The International Monetary Fund (IMF) announced a new $7 billion loan agreement with Pakistan to support its struggling economy.
In return, Islamabad agreed to implement additional unpopular reforms, including expanding the country’s persistently low tax base.
The government also committed to ensuring an “underlying general government primary surplus of 1% of GDP,” according to the IMF announcement.
Despite objections from the Ministry of Planning, the Ministry of Finance has decided to limit federal funding for development and recurrent expenditures to meet the IMF’s primary surplus targets, as part of a newly approved $7 billion bailout package.
The Ministry of Finance issued new notifications stating that only 15% of funds for approved development projects will be authorized in the first quarter (July-September) of the current fiscal year. This will be followed by 20% in the second quarter (October-December), 25% in the third quarter (January-March), and 40% in the fourth quarter (April-June).
On the other hand, the recurrent budget for divisions, attached departments, subordinate offices, and other entities will be released at a rate of 20% for the first quarter, 25% each for the second and third quarters, and 30% for the fourth quarter.
The Ministry of Planning protested this decision in writing to the Annual Plan Coordination Committee and National Economic Council last month. Nevertheless, last week, the Ministry of Finance issued fresh instructions to maintain tight control over disbursements, ensuring space for expenditure cuts in May-June if revenue collection falls short.
The budget release process was initially shortened under the PTI government for quicker disbursements, allocating 20% of funds in the first quarter, 30% each in the second and third quarters, and the remaining 20% in the last quarter.

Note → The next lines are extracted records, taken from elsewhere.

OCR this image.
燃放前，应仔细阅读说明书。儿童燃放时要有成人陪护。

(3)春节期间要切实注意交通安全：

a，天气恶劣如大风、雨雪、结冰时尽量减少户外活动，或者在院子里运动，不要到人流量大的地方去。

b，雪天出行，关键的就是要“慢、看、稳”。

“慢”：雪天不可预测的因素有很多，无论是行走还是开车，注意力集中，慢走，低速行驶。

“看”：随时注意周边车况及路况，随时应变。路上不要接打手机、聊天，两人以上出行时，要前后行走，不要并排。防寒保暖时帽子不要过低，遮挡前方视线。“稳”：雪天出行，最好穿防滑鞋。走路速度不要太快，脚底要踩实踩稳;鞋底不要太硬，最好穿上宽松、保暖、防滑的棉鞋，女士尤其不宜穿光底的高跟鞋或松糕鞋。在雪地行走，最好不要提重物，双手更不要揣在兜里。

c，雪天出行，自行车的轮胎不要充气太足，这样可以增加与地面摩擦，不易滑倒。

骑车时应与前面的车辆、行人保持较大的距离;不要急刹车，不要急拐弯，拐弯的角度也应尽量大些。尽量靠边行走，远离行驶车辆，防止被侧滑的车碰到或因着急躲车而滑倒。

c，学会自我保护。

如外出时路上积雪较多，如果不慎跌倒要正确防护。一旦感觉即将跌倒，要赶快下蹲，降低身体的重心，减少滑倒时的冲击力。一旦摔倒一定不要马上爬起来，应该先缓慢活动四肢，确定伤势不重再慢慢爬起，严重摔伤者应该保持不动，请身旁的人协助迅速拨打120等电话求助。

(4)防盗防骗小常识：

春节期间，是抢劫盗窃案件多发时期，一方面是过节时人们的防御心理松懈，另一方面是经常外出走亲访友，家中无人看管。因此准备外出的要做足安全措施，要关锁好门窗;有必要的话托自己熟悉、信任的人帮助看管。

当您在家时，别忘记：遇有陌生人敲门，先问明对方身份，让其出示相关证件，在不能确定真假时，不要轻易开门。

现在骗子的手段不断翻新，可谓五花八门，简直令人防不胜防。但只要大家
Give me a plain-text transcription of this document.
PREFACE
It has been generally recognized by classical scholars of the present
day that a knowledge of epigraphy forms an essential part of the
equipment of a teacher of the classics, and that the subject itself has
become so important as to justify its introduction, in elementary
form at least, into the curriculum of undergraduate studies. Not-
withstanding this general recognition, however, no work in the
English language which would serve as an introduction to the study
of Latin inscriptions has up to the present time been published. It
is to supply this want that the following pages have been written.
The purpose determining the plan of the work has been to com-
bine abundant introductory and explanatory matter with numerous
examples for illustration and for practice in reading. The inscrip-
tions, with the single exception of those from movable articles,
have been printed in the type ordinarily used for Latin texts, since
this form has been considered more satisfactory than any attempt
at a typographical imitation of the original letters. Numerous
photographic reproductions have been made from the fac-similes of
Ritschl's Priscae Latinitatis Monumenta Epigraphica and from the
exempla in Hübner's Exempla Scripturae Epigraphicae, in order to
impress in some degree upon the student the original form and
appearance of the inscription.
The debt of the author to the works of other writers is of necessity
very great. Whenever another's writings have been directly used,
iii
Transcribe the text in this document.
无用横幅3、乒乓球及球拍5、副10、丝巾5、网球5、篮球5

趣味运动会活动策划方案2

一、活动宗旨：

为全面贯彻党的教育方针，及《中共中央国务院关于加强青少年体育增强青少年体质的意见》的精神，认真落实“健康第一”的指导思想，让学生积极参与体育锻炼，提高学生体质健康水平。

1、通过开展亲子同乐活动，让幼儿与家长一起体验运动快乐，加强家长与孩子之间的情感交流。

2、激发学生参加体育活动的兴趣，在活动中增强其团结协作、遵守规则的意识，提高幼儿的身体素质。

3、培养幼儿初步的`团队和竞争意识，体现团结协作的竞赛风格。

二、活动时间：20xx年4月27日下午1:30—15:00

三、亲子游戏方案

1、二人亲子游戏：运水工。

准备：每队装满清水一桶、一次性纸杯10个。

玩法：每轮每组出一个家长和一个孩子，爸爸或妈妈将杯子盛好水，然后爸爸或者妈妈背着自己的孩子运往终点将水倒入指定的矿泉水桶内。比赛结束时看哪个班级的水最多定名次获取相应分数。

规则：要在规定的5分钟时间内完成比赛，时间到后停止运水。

The Ministry of Finance altered the policy last year to meet the IMF’s primary cash surplus target, resulting in a reduction of more than Rs230 billion in development expenditures, lowering the amount to about Rs727 billion by the end of the 2023-24 fiscal year, compared to the budgetary allocation of Rs950 billion.
Pakistan grappling with soaring inflation
Pakistan is grappling with soaring inflation and the government has committed to several reforms, including increasing tax revenue by nearly 40% in the 2024-25 fiscal year, starting July 1.
Finance Minister Muhammad Aurangzeb has vowed to increase taxpayer numbers through measures like blocking mobile phone SIM cards and restricting travel for non-filers. The government also aims to reduce its fiscal deficit by 1.5% to 5.9% in the coming year, as demanded by the IMF. Despite these measures, half of the government’s income in 2024 will go toward servicing its $242 billion foreign debt.